The committee also suggests there has been no progress by federal officials to provide municipalities with equipment that could be used in the even of a chemical, radiological or nuclear attack.

"As for action, none yet. No guarantee of action in anyone's lifetime," the report says.

"... Let's give Nero credit where credit is due: At least he played the fiddle."

The tone of the report drew the ire of the Tories. "The Senator's report, from the title on down, is irresponsible and does not reflect the true picture of how much progress has been made in protecting Canadians since the last election," the Public Safety Minister, Mr. Day, said in a statement from his office.

"We did not have to wait for Senator Kenny to tell us that the Liberals neglected emergency management for 13 years."

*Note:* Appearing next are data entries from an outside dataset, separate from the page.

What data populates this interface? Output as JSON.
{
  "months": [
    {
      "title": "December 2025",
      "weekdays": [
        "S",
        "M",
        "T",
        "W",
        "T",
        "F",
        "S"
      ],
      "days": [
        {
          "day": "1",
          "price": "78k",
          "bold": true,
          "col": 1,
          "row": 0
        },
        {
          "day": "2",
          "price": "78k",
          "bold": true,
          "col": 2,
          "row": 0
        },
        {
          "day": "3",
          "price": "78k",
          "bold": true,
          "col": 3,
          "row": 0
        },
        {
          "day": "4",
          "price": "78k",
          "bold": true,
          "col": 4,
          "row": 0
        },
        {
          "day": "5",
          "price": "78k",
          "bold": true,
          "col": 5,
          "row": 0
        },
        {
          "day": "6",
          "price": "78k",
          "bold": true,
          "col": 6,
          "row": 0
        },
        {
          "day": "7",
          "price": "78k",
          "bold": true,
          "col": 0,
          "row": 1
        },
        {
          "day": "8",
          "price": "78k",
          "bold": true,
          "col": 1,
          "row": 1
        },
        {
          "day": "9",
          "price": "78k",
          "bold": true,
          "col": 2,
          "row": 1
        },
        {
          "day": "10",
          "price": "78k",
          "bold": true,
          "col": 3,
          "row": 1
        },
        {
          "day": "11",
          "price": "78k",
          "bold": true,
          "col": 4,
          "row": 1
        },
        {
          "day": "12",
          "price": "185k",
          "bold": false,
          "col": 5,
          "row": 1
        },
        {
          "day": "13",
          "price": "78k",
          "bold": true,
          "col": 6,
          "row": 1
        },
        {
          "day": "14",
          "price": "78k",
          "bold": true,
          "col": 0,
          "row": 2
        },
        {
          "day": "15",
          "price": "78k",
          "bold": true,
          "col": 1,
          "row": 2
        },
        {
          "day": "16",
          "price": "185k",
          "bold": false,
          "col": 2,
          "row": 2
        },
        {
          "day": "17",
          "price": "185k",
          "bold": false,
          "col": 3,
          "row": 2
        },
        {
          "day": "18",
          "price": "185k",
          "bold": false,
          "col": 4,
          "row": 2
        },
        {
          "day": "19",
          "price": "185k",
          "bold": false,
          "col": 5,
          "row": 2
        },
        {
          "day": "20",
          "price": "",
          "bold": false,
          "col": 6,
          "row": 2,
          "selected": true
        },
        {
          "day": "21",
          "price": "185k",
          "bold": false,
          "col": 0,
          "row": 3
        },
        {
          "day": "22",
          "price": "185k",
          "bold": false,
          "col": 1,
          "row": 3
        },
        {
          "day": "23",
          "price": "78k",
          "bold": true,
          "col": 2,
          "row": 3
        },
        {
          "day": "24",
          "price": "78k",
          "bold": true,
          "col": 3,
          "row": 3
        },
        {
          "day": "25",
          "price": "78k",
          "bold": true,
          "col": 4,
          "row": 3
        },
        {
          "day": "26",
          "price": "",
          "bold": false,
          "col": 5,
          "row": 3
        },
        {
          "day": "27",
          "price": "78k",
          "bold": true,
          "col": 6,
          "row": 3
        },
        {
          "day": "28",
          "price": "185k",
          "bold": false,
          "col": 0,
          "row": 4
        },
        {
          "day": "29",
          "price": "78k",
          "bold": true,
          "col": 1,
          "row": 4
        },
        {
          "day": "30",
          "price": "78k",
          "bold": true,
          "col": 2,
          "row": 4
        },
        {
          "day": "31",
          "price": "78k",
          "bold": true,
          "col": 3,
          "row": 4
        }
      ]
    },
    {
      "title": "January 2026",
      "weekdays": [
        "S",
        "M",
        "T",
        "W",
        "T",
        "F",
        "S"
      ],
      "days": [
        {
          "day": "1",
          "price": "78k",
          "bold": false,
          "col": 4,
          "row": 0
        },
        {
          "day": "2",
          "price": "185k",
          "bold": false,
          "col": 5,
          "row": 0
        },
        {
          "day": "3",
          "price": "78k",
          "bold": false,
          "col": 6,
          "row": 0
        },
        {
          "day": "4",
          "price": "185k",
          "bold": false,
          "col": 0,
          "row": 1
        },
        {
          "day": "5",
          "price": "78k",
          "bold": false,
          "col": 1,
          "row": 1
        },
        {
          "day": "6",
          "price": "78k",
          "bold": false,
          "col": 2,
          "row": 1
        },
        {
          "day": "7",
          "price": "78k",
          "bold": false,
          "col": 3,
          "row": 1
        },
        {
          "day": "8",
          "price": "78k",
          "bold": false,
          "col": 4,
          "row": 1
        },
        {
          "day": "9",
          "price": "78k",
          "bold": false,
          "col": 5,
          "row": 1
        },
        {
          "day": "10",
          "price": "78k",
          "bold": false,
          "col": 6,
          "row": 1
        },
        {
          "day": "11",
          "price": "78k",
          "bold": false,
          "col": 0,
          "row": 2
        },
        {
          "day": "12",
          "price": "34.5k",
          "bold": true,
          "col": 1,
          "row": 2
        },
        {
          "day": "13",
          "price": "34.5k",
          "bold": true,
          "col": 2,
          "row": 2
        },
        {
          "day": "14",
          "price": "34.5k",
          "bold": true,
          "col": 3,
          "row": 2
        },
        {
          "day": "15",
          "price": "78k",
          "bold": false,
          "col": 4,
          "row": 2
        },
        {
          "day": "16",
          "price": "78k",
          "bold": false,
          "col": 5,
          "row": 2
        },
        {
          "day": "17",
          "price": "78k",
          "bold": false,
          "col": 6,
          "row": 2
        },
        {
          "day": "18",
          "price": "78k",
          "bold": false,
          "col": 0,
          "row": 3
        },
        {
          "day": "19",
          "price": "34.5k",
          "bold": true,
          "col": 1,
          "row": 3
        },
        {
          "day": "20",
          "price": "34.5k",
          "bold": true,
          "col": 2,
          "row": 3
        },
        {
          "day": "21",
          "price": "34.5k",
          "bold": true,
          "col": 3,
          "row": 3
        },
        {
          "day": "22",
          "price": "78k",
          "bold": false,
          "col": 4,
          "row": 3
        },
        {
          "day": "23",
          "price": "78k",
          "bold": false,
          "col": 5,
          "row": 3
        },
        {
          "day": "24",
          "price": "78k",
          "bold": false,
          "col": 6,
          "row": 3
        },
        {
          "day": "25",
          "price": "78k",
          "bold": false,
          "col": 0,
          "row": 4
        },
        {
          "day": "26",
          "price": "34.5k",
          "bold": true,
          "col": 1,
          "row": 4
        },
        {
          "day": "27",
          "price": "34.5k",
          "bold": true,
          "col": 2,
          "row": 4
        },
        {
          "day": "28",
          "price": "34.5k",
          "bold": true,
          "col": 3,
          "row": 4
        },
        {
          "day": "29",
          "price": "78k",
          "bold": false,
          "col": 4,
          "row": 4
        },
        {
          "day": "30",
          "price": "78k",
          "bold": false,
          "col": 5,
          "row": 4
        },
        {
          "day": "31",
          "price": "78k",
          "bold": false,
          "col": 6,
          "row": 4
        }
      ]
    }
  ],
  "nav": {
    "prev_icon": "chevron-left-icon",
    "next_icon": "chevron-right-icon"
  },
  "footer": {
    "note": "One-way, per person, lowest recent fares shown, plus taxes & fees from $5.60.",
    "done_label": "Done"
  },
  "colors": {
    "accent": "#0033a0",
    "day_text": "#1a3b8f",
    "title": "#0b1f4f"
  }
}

The multivolume report found that there is no system to force the communications industry to keep citizens informed during emergencies; and described overall emergency planning and funding in Canada as "top-down."

"[Federal] and provincial bureaucrats issue edicts to municipalities to prepare for emergencies without listening to first responders," the report notes. "There are at least a score of major issues that deserve serious (and timely) attention."

The senate committee last reported on the topic of emergency preparedness in March of 2004, issuing a report titled "Canada's Fragile Front Lines." That report also gave Canada's emergency preparedness efforts a failing grade.